The B7H3 gene is a B7H3 full-length gene derived from human, and the HMGB1 gene is a HMGB1 full-length gene derived from mouse.
Furthermore, the eukaryotic expression plasmid adopted by the recombinant plasmid pcdna3-B7H3 and the recombinant plasmid pcdna3-HMGB1 is pcDNA3.1. The eukaryotic expression plasmid may also be any high efficiency eukaryotic expression plasmid vector that can transfect mammalian cells.

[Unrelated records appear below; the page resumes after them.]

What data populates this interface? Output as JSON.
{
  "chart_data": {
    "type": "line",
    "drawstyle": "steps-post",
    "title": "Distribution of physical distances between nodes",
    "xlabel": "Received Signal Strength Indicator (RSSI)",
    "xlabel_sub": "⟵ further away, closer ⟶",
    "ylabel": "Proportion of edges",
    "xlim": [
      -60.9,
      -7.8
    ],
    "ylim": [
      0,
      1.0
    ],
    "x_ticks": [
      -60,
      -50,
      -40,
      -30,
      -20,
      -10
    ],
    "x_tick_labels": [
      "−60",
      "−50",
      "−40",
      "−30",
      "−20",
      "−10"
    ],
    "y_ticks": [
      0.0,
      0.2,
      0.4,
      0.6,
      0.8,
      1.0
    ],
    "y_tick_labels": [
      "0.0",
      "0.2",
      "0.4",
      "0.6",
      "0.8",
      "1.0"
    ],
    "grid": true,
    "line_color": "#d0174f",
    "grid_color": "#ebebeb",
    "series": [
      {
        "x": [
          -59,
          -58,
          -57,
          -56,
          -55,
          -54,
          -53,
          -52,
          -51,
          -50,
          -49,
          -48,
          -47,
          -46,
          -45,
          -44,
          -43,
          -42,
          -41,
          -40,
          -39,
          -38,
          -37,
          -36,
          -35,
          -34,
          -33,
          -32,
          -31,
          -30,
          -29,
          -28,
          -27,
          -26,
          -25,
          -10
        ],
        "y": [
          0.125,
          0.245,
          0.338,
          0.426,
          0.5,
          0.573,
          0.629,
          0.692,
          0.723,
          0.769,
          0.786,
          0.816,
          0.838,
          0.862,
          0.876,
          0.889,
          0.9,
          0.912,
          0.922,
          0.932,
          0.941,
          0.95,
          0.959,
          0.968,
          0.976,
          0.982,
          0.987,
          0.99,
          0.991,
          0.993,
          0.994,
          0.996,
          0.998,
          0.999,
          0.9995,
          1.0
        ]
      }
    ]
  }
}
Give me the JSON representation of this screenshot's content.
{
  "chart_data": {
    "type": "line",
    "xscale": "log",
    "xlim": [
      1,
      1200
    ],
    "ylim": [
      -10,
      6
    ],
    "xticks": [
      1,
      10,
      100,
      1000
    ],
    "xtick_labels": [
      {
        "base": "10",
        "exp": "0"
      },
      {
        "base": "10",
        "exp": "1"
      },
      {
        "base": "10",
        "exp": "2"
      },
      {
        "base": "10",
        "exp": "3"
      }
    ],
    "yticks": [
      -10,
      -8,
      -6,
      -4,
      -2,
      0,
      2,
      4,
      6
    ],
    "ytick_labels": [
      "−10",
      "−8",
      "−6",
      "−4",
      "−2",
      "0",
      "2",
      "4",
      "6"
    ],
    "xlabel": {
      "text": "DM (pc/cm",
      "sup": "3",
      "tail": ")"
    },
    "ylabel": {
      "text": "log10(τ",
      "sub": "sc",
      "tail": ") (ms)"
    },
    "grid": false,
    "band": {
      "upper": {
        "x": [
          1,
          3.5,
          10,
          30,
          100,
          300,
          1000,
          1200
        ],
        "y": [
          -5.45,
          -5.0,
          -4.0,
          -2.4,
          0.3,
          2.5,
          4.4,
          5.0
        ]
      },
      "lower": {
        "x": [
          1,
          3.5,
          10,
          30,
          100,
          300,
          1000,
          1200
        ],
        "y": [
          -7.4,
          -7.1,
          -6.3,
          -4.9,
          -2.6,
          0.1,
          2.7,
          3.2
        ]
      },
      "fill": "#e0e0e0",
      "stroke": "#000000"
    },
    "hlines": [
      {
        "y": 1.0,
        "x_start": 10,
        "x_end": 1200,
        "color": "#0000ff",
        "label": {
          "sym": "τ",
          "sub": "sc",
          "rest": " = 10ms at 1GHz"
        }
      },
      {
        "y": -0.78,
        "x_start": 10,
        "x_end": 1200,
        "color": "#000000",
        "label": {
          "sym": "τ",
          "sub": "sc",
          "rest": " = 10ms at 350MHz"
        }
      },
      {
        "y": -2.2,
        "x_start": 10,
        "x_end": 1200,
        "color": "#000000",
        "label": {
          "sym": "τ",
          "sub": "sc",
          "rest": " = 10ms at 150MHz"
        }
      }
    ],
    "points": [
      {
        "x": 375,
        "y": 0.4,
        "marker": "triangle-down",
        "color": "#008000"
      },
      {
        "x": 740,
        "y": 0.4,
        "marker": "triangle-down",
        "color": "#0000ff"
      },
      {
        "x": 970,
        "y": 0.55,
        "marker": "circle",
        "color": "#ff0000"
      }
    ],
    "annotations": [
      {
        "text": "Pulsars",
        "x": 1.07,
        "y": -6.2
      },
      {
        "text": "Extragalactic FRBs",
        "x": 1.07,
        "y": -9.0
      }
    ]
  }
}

Further, the DNA vaccine also comprises a delivery carrier, and the delivery carrier is a folic acid grafted PEI600CyD (H1) carrier. The folic acid grafted PEI600CyD (H1) which takes a biological material as a main component is taken as a carrier, so that DNA vaccine can be effectively condensed to form stable functional nanoparticles for vaccine delivery. Experiments have shown that H1 is safe and effective in mice without significantly elevated serum inflammation or non-specific immune responses, and therefore H1 has better bioaffinity, lower incidence of adverse events and more stable drug delivery efficiency.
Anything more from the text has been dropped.